Он скрылся. За ним, распластавшись на полу, пополз Николай. Добравшись до двери, он проскользнул в неё и очутился в полутёмном помещении. Свет проникал через стеклянную перегородку, за которой по всей видимости, был коридор. Вдоль двух стен стояли тренажёры.

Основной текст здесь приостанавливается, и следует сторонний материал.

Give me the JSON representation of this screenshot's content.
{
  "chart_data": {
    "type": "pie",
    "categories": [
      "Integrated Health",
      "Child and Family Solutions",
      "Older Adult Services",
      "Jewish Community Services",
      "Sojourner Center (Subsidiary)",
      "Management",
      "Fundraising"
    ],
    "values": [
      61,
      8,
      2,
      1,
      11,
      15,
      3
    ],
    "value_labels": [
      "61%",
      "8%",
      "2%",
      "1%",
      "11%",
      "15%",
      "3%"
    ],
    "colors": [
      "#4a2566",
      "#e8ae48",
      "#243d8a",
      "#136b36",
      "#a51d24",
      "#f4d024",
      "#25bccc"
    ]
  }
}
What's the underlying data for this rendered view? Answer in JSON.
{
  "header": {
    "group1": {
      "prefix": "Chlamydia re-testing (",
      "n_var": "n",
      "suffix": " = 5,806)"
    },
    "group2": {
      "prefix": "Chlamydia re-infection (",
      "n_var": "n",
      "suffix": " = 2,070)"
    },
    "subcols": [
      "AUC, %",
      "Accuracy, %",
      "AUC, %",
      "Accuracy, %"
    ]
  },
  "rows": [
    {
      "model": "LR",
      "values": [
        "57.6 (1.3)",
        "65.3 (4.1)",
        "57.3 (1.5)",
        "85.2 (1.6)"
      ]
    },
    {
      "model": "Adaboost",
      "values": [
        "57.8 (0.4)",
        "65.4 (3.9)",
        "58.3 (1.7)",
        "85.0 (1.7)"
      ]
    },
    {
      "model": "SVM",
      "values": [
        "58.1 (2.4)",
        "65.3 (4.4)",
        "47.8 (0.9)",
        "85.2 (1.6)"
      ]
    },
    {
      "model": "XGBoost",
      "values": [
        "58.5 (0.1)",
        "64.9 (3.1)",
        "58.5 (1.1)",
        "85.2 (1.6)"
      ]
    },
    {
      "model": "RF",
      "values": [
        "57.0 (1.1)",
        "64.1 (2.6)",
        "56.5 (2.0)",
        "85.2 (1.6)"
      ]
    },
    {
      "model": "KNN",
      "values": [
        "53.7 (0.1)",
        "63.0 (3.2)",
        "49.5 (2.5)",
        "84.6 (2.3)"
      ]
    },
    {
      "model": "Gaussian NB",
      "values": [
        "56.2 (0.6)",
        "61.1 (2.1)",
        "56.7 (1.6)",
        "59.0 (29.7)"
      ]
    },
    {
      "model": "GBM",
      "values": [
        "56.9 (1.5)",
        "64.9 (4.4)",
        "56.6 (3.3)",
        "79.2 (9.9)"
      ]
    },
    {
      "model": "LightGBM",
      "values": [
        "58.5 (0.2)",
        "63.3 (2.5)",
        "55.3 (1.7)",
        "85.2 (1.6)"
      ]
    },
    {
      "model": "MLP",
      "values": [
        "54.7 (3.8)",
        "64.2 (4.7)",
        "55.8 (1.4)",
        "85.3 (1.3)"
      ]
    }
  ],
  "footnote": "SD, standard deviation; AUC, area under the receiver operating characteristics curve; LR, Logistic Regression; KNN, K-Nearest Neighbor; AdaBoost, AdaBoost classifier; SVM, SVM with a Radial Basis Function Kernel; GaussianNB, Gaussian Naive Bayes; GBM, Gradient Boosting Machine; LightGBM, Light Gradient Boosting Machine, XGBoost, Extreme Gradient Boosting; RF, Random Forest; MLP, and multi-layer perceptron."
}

Пока Николай осматривался, появились и Афанасий с Сергеем.
— Куда теперь? — спросил Николай.
Петруха приложил палец к губам:
— Тсс, — сказал он тихо. — Там Волдырь, может, услыхать…
Он закрыл дверь в спортзал, вытер следы масла на ключевине и поманил пленников за собой. Они, прижимаясь к стене, прошли несколько шагов и увидели за прозрачной стеной коридора Волдыря. Тот сидел к ним спиной на вращающемся стуле и громко орал в трубку местной связи. Судя по разговору, общался с товарищами:
— Конечно, у меня порядок. Я шмон наведу быстро. Куда они денутся! Только сейчас был — клопа давят, что делают. Я им спокойной жизни не дам, фрайерам этим. Через полчаса зайду, чтоб карась не дремал. Жалко шконки нету здесь, а так всё в ажуре. Ладно, отбой. Спокуха.
Петруха дёрнул за рукав Афанасия:
— Пошли. Слыхали, что сказал этот обормот?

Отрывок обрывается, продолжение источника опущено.